A comment about bringing a knife to a gunfight
stopped at the tip of my tongue. Gallows humor may have kept me sane in these
situations, but the same usually couldn’t be said for a husband applying
pressure to his wife’s bleeding chest.
“We need to get her shirt off,” I said. With her
husband’s help, I cut it away. To my surprise, removing her shirt revealed a
bulletproof vest underneath. In a less urgent situation, I might have questioned
just what I’d walked into, but the vest was stained with too much blood to
wonder why she was wearing it in the first place. We quickly unfastened the
straps on the side and got rid of it.
With the vest out of the way, I looked at the wound.
It was a deep laceration with substantial bleeding, but it was more or less under
control. It was her breathing that concerned me. Removing the vest didn’t make
it any easier for her to breathe, and the color of her lips continued to fade.
“Chelsea, can you hear me?” Again, I couldn’t tell
if the response was to the pain or my voice. I held her free hand. “If you can
hear me, squeeze my hand twice.”
She responded with two squeezes, the second more
feeble than the first. I pressed the stethoscope against her chest and she
flinched weakly.
“Chelsea, can you take a deep breath?”
She tried, but immediately grimaced. Her chest
barely rose. The more I took her vitals, the more pieces fell into place, and
it didn’t look good. Her heart was racing, her blood pressure was dropping, and
the shallow, rapid breathing was getting worse.
“I’ll be right back.” I sprinted to the ambulance,
ignoring the furious, panicked shouts of the man beside the black-tagged woman.
Cursing the traffic that kept backup dangerously far away, I grabbed a few
items out of the ambulance and hurried back to Chelsea’s side. There, I slipped
an oxygen mask over her face and opened the valve on the tank.

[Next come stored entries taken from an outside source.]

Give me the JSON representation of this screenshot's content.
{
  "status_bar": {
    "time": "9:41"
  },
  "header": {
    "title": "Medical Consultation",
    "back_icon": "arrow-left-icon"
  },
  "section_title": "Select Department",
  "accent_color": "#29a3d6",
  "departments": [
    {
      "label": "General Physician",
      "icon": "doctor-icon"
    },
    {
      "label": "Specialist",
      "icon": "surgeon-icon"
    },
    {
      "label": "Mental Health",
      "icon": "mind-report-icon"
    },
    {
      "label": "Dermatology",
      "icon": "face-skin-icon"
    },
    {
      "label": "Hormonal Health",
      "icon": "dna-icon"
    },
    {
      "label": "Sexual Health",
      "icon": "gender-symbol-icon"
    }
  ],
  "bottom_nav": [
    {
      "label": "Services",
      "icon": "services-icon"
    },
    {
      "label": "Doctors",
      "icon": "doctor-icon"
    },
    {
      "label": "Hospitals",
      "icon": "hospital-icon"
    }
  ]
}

Her husband raised his eyebrows. “How bad is it?”
“Her lung’s collapsed.”
“Jesus,” he whispered.
It wasn’t quite so simple, but I had no time to
explain in detail that she had a tension pneumothorax and needed a
thoracentesis to release the air building up in her chest cavity. This wasn’t
the first time I’d treated something like this in the field, and I anticipated
the barrage of questions about how bad it was and if she was going to die. He
said nothing though. In fact, he was quite calm given the circumstances.
Kneeling beside her again, I gestured to two
bystanders. To them and Chelsea’s husband, I said, “Hold on to her. Keep her as
still as you can.”
“I don’t think she’s going anywhere,” her husband
said through gritted teeth.
“No, but she isn’t going to like this.” As I pulled the
large needle out of its packaging, his breath caught. “Don’t watch. Look at
something else. Trust me.” When I pressed the needle against a groove between
her ribs, he cleared his throat and looked away. At least he didn’t insist on
watching. Leon and I had enough to worry about without a passed out husband on
our hands.
Just before I pushed the needle into her skin, something
cold and solid dug into the base of my skull. My hands and breath froze. Moving
only my eyes, I looked at Chelsea’s husband. He stared past me, lips parted and
eyes wide.
“Get away from her,” an unsteady voice commanded
from behind me. Something creaked, and even with my limited experience with
guns, I recognized the menacing sound of a hammer being drawn back. “Get the
fuck away from her.”
“Jesse, stop.” Chelsea’s husband tone was still surprisingly
calm, but the faintest note of uncertainty sent ice through my veins. “Listen
to me, Jesse. Put the gun down.”
“No, no, he’s hurting her.” The voice bordered on
hysterical now, and the gun’s muzzle twitched against my skin. I swallowed
hard. It wasn’t just the metal against my skin that concerned me. It was the
way that metal shook. A shaking hand on a loaded gun against my head wasn’t
what I’d call a comfortable combination.
Chelsea moaned and gasped for air. Every breath was
more difficult than the last, and her lips were beginning to turn blue beneath
the mask’s clear plastic. Gun to my head or not, she needed this tube in her
chest. Willing my hands to stay steady, I pressed the needle against her, but
the muzzle of the gun dug even harder into my head. The shaking was more
violent, and my mind’s eye showed me a trembling finger on a trigger. One
twitch. One twitch was all it would take. Oh,
fuck.
“Jesse.” Chelsea’s husband looked at him even as he
tried to hold her still. “He’s trying to help her.”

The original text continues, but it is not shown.